Partior, a cross-border payment network backed by big banks JPMorgan Chase & Co., Standard Chartered Plc. and DBS Bank Ltd., today announced it has raised $60 million in a Series B funding round.
The round was led by Peak XV Partners with support from Valor Capital Group and Jump Trading Group as new investors. J.P. Morgan, Standard Charter and Temasek Holdings Ltd. joined the round as existing shareholders in the company.
Partior began as a settlement network to disrupt the slow payment mechanism between banks and financial institutions across borders, which can take days to complete using legacy infrastructure. The company’s blockchain distributed ledger infrastructure allows for commercial bank deposits and other assets to be transacted on the network for near-instant payments without needing to rely on older networks. It also uses the blockchain as a reliable validation of the history of transactions.
Incorporated in 2021 by Singaporean investment firm Temasek alongside big banks JPMorgan and DBS as founding shareholders, the company is also backed by the Monetary Authority of Singapore. Standard Chartered also joined as a founding shareholder in 2022.
DBS, J.P. Morgan and Standard Chartered are already using Partior’s network to settle payments for their customers, the company said. Other customers include German multinational technology conglomerate Siemens AG and digital banking platform iFAST Financial Pte Ltd., who have used the platform through Standard Chartered to increase the speed of their payment flows.

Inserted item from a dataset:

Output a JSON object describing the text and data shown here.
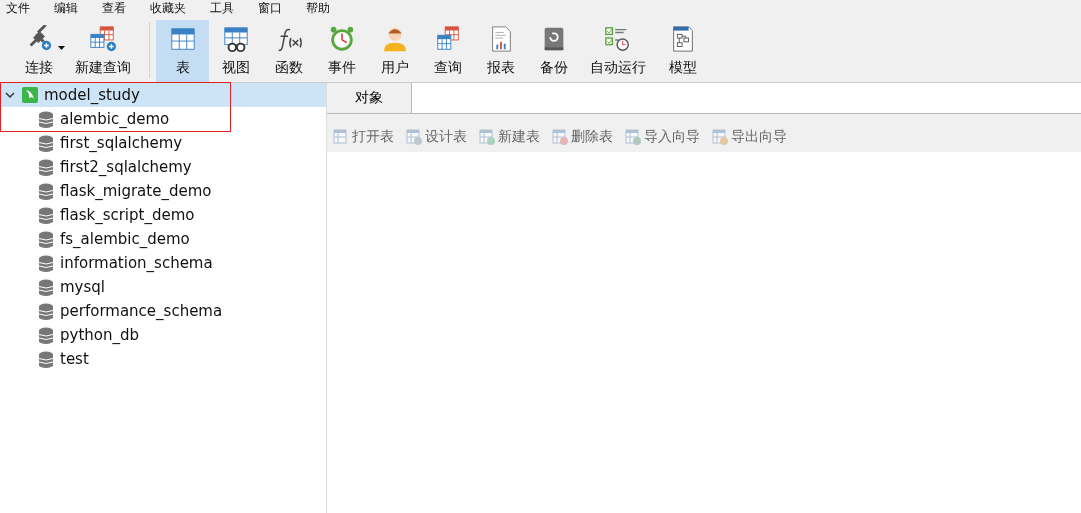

“Partior is breaking down silos and rewriting the rules for cross-border clearing and settlement. We see a very bright future for blockchain-based frictionless, cross-border transactions,” said Chief Executive Humphrey Valenbreder. “Having some of the world’s best banks and investors back our vision validates this even further.”
The company said the new funding will be used to expand services for the platform, including new capabilities such as intraday foreign exchange swaps of currency, managing enterprise liquidity via software and just-in-time multibank payments. Partior added that the investment will support the company’s international network growth and integration of numerous additional currencies beyond the U.S. dollar, the euro and the Singapore dollar.
The use of blockchain networks for cross-border payments has been explored for some time, including by JPMorgan, which announced an Ethereum blockchain-based platform in 2017. The same year, the Society for Worldwide Interbank Financial Telecommunication, or SWIFT, which is responsible for international financial settlements, expanded its own blockchain platform Global Payments Innovation Initiative to cover more banks.
More recently, London-based financial technology firm Fnality International Ltd. raised $95 million in late 2023 to expand its platform that allows banks to use blockchain technology to settle payments in near real-time and also reduce the amount of paperwork involved.
“After devoting a significant part of my career to solving some of the great challenges of global payments, I have seen firsthand how essential it is for the cross-border payments and settlements infrastructure to be modernized,” said Dan Schulman, managing partner at Valor Capital Group. “We see tremendous potential in Partior to do just that.”